Борятинский честно попробовал, но не смог – закрутил с одной красавицей, потом с другой, добросовестно ворочал неподъемные ледяные жернова светского романа, поражаясь глупостям, которые приходилось говорить и выслушивать, а когда один из бастионов выкинул белый крахмаленный флаг и дело дошло наконец до будуарной возни, жалко бежал, потому что вдруг услышал, без особого пыла шаря в неудобных, нескончаемых юбках, тающий, легкий аромат не то ромашки, не то еще какого-то простецкого цветка, – и тотчас увидел скошенным глазом знакомый флакон, хрустальный, с тяжелой пробкой, Надя такими всегда душилась, а он никогда не мог запомнить, болван, хотя она говорила – вот же, как ты не помнишь никогда, это же мои любимые, – и точно, любимые, родные, на чужой шее, молодой, высокой, которая мгновенно стала гадкой, нестерпимой, покрылась порами, мерзкими волосками, и он просто смахнул с себя эти юбки, гадливо, будто таракана со скатерти, и выбежал вон, по-мальчишески пламенея ушами, заботясь не о репутации уже, потерянной безнадежно, а только о том, чтобы не разрыдаться при этой светской блуднице, при всех, при всех.

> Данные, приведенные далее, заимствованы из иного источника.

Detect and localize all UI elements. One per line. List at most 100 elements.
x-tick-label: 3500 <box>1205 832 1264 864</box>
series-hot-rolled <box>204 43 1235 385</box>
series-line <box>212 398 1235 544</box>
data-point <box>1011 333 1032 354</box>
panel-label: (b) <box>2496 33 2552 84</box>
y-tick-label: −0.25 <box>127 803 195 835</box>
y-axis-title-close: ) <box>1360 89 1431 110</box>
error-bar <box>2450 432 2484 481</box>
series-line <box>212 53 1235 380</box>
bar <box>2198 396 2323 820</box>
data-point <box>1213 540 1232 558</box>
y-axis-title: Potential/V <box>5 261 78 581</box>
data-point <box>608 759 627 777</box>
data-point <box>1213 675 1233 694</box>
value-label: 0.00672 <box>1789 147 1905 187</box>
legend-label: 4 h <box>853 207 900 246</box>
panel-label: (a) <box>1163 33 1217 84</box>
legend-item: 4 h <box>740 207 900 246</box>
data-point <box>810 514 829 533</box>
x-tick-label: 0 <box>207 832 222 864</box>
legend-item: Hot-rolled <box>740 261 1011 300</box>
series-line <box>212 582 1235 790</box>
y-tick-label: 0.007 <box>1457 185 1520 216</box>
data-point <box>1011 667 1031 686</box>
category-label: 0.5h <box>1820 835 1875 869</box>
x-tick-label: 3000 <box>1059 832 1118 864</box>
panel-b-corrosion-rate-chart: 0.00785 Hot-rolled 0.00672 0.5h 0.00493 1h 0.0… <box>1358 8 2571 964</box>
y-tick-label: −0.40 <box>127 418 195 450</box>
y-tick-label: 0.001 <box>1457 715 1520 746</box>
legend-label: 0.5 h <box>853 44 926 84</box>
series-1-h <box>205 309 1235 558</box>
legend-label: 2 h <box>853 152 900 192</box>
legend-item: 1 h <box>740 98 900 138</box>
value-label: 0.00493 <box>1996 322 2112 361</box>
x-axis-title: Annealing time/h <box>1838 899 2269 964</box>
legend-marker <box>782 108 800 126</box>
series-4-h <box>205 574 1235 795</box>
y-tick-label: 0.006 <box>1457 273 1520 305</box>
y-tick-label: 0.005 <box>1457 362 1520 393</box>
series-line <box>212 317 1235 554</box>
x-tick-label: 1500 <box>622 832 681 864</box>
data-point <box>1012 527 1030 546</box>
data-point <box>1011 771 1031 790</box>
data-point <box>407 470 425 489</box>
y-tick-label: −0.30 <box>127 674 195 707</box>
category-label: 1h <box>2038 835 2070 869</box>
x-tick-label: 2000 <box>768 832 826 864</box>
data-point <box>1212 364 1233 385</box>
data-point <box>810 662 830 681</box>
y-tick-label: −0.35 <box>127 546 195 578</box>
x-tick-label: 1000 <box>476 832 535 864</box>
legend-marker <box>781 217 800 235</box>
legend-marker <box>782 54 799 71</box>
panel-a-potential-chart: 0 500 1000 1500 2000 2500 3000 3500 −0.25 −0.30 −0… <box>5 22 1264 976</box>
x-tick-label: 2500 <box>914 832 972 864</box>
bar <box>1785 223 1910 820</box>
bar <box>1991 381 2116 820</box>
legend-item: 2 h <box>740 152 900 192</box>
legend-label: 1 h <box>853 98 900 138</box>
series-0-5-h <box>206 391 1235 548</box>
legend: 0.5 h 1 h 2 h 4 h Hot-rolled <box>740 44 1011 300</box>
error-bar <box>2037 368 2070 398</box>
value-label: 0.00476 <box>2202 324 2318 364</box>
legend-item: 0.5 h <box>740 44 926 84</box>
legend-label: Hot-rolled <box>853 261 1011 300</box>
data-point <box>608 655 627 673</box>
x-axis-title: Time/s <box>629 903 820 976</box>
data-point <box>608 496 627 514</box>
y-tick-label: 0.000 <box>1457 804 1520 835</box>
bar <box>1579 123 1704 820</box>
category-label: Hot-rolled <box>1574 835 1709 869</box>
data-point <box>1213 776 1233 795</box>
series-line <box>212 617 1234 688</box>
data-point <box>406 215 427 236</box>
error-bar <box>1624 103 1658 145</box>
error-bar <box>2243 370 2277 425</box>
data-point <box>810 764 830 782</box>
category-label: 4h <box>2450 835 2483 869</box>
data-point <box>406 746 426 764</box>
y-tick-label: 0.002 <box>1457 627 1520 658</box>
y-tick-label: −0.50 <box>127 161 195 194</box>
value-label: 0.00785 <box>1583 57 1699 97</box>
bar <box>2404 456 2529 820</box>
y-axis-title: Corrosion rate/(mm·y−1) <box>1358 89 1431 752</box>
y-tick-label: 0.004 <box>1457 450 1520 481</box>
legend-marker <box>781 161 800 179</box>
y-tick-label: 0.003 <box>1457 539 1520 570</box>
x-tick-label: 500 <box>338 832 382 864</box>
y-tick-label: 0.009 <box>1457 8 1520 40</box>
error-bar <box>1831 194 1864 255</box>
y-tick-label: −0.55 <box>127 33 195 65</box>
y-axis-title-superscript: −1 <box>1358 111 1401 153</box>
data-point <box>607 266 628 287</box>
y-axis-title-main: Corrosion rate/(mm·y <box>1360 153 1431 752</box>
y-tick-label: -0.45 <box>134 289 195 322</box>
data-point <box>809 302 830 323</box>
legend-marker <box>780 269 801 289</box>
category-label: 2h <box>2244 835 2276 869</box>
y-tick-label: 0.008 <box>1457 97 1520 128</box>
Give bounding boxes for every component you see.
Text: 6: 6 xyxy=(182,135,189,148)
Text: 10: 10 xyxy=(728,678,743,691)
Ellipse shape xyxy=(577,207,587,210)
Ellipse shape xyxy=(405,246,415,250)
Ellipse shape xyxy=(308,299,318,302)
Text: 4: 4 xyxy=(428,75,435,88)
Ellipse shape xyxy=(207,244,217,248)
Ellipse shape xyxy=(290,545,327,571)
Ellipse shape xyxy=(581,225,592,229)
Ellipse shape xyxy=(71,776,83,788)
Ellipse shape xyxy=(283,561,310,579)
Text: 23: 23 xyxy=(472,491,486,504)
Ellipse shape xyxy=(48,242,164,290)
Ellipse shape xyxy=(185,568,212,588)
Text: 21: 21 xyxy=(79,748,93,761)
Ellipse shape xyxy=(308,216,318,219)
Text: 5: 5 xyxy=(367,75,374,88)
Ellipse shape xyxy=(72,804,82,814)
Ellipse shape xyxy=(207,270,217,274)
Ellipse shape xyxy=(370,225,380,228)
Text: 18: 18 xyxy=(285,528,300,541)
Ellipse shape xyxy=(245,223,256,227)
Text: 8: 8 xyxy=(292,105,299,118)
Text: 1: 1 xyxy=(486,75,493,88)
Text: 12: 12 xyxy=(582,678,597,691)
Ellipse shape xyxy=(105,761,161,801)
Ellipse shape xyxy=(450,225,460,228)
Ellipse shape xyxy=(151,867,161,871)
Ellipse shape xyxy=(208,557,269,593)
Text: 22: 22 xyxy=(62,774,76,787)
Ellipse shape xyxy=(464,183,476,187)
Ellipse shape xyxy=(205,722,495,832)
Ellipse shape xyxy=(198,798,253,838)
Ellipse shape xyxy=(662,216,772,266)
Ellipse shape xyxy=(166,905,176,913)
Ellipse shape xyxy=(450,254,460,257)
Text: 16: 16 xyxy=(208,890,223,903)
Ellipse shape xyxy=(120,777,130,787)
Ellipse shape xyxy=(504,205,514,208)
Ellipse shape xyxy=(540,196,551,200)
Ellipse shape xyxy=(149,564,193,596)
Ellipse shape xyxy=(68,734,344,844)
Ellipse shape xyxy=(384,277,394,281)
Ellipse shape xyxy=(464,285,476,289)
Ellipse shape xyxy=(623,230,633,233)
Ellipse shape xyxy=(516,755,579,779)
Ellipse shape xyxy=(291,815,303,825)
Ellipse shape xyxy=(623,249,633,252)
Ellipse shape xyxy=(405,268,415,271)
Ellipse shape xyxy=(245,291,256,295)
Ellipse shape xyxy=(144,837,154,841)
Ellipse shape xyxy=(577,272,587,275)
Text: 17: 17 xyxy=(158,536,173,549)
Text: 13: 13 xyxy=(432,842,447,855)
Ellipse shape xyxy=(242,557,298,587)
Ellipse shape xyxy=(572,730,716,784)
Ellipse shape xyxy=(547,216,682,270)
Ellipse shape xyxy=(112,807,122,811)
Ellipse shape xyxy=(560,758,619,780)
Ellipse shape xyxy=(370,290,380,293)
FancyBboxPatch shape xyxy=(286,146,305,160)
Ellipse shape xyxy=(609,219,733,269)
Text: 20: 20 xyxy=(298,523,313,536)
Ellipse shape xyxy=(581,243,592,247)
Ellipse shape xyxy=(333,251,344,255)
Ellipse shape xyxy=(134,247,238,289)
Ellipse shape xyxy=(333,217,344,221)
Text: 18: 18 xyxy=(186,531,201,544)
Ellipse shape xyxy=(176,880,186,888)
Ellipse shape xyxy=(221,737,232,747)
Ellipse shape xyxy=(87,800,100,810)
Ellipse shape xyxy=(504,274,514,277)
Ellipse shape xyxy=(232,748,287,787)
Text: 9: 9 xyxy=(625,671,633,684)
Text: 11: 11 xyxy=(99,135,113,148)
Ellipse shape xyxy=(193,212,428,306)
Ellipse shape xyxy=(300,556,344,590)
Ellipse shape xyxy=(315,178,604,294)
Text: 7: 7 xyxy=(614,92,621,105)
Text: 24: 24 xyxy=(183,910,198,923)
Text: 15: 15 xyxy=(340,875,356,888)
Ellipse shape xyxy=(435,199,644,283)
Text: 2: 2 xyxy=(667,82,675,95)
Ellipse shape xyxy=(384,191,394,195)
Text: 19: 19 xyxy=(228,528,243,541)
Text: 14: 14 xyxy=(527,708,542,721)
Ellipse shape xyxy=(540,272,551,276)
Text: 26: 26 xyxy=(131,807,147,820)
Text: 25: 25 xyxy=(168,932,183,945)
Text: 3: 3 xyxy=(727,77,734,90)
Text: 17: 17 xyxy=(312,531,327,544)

Уже на улице, задохнувшись от мороза, он понял, что выскочил без шинели и что воздух вокруг, синий, петербургский, искристый, тоже пахнет Наденькой, только зимними ее душка́ми, которые он как раз почему-то выучил – Parfum de fourrure от Ралле, – щекотный, хрустальный аромат, свежий, влажный, как снежная крошка, летящая из-под копыт. Как они на тройке с Наденькой кататься любили! На Святки как-то раз так понеслись, что кучера в сугроб вывалили, и хохотали оба, как в детстве не хохотали, и он все шарил одной рукой, поводья искал, а другой Наденьку к себе прижимал, и духи эти, меховые, веселые, на губах у нее были и в ду́шке, в ямочке у самого горла, и он все носом тыкался в эту ду́шку, в эти душки́, в рыжие, горячие, такие же веселые соболя.
С девками тоже ничего не вышло. Даже с самыми лучшими. С самыми дорогими. Все равно не получилось нового счастья.
Слава богу, война хоть началась – послал Господь. Смилостивился. Русско-турецкая.
Но и война не помогла. Нет.
Только писать – изредка, чтобы не надоесть.
Он писал.
Надежда Александровна откладывала письмо – и оно ложилось, покорное, виноватое, рядом с ножом, запачканным сливочным соусом. Коровье масло было свежайшее, свое. Да все было свое, а что не было – так станет. Борятинская и сама не заметила, как под мягким, почти неощутимым нажимом Мейзеля из безупречной светской дамы, утонченной книжницы превратилась в настоящую помещицу, хозяйку доходной усадьбы, которая из прелестной дорогой безделицы потихоньку становилась кормилицей. Конечно, денег у княгини и без усадьбы всегда было куры не клюют. Главное оказалось в том, свои эти куры или чужие.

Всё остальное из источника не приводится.